Go to CodePen and then click the Create button, and then the New Pen button. That takes you to the CodePen editor.

From there, go to the Settings button and click the JavaScript tab. In the Add External JavaScript section, you want to add p5.js. Go to the p5.js CDN page to find the latest version of p5.js, and paste that URL into the Add External JavaScript section of the CodePen settings dialog. It should look like this:

CodePen settings

Then click the Close button, and type this into the JavaScript section of the editor:

function setup() {
  createCanvas(300, 300);
  background(64);
}

function draw() {
  circle(mouseX, mouseY, 50);
}

You should see something like this:

Code Editor

See the Pen by Happy Coding (@KevinWorkman) on CodePen.

(Click the Run Pen button to see the embedded CodePen editor.)

JavaScript Console

All of the above options involve running code in a web browser. Before you start coding, make sure you’re familiar with the JavaScript console! This will be your best friend when debugging your code.

Check out the debugging tutorial and the developer tools tutorial to learn more.
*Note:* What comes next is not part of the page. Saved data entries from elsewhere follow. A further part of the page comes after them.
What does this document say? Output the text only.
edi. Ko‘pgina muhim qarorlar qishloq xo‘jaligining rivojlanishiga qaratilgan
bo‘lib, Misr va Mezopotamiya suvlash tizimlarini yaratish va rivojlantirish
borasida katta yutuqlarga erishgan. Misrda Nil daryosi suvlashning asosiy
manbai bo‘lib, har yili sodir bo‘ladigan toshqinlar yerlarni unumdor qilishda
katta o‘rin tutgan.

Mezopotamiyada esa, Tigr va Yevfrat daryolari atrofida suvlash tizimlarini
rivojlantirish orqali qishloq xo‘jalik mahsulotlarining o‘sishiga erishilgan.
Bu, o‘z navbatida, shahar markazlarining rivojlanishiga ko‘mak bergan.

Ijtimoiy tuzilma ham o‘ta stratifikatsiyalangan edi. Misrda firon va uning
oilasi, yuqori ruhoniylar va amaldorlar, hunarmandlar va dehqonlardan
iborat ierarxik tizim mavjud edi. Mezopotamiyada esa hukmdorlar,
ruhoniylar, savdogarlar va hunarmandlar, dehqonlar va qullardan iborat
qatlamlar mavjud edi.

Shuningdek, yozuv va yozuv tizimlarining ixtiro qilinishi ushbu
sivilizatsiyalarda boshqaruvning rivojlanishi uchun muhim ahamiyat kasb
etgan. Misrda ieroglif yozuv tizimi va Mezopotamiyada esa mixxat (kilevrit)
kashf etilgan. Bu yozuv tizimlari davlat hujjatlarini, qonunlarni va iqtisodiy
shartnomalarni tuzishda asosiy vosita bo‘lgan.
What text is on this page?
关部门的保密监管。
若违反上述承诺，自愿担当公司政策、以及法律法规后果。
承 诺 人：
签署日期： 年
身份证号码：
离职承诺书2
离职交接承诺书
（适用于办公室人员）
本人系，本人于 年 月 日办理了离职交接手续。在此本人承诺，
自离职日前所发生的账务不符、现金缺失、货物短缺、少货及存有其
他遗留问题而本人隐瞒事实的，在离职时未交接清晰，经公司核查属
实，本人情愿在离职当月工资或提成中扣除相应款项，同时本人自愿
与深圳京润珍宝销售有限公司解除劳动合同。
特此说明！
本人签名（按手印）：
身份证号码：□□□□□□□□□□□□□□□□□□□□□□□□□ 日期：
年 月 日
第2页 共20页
If you encounter a situation where your code is doing something different from what you expected, check the JavaScript console for errors.

Summary

These are a few examples of p5.js editors, but there are a bunch of other options. For example, OpenProcessing is an online editor and community built around Processing and p5.js, and Sublime Text is another text editor. The best advice I can give you is to try a bunch of different options out and see which one you like the best.

No matter what you choose, the fundamental steps are the same: you create an HTML file that loads p5.js (which is a JavaScript library), optionally add files (like images or other libraries), and then run your code in a web browser. And don’t forget to check the JavaScript console for errors!